Comunque. Donna Incinta:
1. Un archetipo
2. Un meme, cioè un qualcosa che si ricorda e che tutti possono scambiare con semplice accenno
3. L'icona di un quarto di umanità, quella riproduttiva.
Arte o intrattenimento? Difficile scoprire l'arte di fronte a un'operazione di spregiudicata spettacolarizzazione della propria esistenza, come quella che produce Chiara Ferragni a scopo pubblicitario. È visibile che il mostrarsi sia la sua grande vocazione e abilità, e ne ha di che: il successo come modella la precede, ed è divenuta il vuoto contenitore di sogni di produttori e di clienti, anche in quanto donna. La sua generalità occidentale lega i due versanti atlantici, trasformando i latini in un contenitore anglosassone di scelte di consumo. Un baratto di occhi e capelli scuri con lo stile italiano, moderato per non essere pacchiano, pur in un percorso che parte dal parossismo e dall'esagerazione.
Ecco da dove viene l’iconologia della nuova gestante, presto partoriente.
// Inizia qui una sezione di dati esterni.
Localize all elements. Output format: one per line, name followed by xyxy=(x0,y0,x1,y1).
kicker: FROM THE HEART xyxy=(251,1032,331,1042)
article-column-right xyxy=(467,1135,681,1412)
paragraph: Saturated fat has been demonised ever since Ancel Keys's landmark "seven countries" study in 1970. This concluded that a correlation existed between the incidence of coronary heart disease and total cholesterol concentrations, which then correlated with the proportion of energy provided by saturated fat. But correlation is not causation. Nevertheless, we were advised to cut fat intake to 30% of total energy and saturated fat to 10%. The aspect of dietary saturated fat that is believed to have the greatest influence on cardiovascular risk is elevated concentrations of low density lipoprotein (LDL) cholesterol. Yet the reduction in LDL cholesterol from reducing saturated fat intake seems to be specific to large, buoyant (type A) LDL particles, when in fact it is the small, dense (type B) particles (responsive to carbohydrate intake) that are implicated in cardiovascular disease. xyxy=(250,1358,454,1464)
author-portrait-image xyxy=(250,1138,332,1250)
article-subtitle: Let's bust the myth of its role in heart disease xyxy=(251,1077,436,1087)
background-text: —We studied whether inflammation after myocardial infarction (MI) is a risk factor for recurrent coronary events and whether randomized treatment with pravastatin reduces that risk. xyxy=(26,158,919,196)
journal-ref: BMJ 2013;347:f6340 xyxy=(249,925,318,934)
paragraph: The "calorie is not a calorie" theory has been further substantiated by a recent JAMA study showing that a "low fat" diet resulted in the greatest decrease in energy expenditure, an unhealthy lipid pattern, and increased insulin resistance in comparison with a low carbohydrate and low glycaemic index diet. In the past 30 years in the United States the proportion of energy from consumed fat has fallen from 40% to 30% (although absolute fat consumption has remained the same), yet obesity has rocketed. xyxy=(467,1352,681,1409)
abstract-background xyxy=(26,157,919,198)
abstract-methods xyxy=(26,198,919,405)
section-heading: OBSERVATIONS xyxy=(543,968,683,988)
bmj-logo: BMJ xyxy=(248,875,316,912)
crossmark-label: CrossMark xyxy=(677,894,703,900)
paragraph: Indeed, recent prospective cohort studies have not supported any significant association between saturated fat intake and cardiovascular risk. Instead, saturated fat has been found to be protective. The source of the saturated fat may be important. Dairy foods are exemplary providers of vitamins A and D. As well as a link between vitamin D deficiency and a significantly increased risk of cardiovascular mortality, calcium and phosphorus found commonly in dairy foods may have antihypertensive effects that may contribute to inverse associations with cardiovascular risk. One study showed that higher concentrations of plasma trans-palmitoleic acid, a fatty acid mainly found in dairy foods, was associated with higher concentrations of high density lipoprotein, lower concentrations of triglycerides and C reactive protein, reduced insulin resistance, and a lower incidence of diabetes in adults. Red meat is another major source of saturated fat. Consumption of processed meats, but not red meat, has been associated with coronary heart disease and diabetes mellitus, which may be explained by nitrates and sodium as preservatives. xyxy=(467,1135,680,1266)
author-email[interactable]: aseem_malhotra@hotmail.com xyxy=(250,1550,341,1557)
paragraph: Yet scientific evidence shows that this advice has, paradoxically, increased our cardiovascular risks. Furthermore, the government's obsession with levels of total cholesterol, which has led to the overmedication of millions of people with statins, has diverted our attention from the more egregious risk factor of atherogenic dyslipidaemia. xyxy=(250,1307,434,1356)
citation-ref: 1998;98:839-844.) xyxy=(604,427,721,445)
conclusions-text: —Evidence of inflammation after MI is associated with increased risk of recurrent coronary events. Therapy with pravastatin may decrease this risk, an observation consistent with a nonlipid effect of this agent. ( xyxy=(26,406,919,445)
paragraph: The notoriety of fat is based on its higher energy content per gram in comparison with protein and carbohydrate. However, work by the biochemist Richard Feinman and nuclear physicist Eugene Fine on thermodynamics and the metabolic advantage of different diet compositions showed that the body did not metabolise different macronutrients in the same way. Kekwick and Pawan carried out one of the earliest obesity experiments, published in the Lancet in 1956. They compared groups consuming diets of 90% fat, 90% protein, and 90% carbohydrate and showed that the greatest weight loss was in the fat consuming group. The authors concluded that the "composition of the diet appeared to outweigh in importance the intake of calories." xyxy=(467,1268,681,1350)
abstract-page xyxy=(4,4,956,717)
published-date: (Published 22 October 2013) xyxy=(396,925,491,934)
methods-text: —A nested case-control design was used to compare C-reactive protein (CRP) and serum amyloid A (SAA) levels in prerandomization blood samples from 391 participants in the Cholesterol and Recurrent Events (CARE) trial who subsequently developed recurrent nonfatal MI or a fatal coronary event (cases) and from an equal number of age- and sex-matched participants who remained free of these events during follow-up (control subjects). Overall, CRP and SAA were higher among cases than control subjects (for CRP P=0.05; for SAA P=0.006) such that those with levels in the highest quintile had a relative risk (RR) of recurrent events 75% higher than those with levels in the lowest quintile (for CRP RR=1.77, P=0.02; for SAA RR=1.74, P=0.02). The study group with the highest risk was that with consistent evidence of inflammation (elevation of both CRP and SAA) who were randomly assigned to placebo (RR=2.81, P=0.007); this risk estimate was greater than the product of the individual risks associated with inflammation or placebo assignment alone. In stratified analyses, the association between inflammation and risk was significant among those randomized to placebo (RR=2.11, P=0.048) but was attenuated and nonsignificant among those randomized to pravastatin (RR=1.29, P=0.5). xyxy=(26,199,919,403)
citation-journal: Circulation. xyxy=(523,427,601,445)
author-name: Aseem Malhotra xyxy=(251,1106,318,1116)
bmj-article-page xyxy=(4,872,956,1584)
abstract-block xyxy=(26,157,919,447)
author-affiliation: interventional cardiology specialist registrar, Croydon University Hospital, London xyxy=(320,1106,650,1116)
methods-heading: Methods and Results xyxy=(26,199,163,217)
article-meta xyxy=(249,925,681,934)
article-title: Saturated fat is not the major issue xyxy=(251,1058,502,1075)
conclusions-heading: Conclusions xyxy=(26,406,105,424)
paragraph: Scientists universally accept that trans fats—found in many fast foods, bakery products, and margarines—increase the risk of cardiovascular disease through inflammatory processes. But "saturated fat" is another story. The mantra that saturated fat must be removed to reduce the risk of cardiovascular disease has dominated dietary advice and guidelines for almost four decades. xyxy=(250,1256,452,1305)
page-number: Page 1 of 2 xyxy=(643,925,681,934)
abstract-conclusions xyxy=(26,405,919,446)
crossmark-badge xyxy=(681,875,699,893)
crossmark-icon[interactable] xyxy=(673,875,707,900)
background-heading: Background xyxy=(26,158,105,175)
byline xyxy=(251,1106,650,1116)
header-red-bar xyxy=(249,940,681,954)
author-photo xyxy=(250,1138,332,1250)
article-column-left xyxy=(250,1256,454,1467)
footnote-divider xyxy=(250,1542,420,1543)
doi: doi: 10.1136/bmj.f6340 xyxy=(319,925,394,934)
Un parto come il viso suo stesso dice: allegro, non contrastato di luci e ombre come nella Leibovitz, o preoccupato di trascendenza come in Piero della Francesca.
Nella rielaborazione grafica, in parte decontestualizzata dagli oggetti di pubblicità del lavoro della Ferragni, lo spazio utile è doverosamente occupato per allargare con altri segni, orientativi:
1. DIVA, e mi sembra indiscutibile
2. POP, e anche questo.
Se è difficile capire al volo l' "1, 2 e 3!" della iconografia materna è solo perché l’icona contemporanea non è ancora abbastanza maturata quanto lo sono la Madonna del Parto e Demi Moore: l'icona di Piero della Francesca è strepitosamente trascendente, l'icona della Leibovitz è strepitosamente filosofica. L'icona del mio rimaneggiamento ferragniano è ancor più dell’originale straordinariamente terrena e carnale. L’originale vuole figurare sorprendentemente autonomo. Non un pittore, non un fotografo di mezzo: solo un cellulare e un grande specchio. Una donna completa a se stessa. La migliore e più emblematica e catartica espressione de "l'etage du miroir" senso nella nuova era della psicanalisi moderna (J. Lacan), che inaugura una grande e nuova era umana, l’Era della Donna.
La rivoluzione è in corso, chissà cosa prospetta a tutti, all’umanità, il destino!